Can i do list(range(n)) ?
If you need performance you have to use numpy
"python" and "efficient" in the same sentence is crazy.
Tell me ur shit at python without telling me ur shit at python
List comprehensions are basically just mathematical notation. It's beautiful.
Actually in python 3.12 they made comprehensions about 2 times faster than 3.11
Great to hear
Can someone tell me what IDE this is, I use Jupyter notebook.
vs code
The best channel for people like us who work extensively in python
what about mapreduce
For better performance you should define your array size (in current task it’s n). Pre-defined array doesn’t waste time on expanding itself.
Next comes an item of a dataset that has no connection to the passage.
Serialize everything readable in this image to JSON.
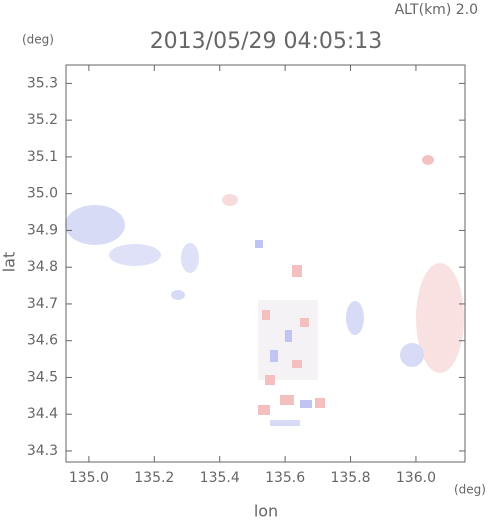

I agree. When you use list comprehension, you know the size of the array beforehand. Right now it seems unfair
This isn't possible with python lists without writing manual C code. And list comprehensions don't do such an optimization.
@@koktszfung Sure, you might know the size beforehand, but Python's list comprehension don't use that information. (for that, use `list(range(n))` instead)
@@megaing1322 It’s not possible to define strict size, but you can avoid list resizing (which by the way all in all takes O(n)) by simply writing arr = [0] * n. By default python list has size of 10.
@@ГлебГолубев-ч7щ Yes, list resizing all in all takes O(n), each individual append however is O(1) (see amortized cost). So by prefilling the list you gain nothing in time complexity, and I am not sure if you gain a measurable difference is actual performance.
I would say "somewhat more efficient".
i don't know why it up to 4 peoples who dislike this video ;-;
It really a good video!!!!
I personally disliked it because the title didn't say video was looking specifically at python implementation. I clicked it for algorithmic explanation
It would be interesting to compare performance between list comprehensions and generators.
[x**2 for x in range(n)] compare to (x**2 for x in range(n)) of course there is a difference in the moment the values are computed. Generator could be the best choice to avoid the list loaded in memory, but values available on need. Switching list to generator is a way to make code efficient.
my_list = [*range(100)]
is the actual way for [x for x in range(100)]
The lines seem to be converging, so that means that at some point, a for loop might be more efficient. :^)
Nice video, But to my side, the list comprehension is taking more time than the for loop.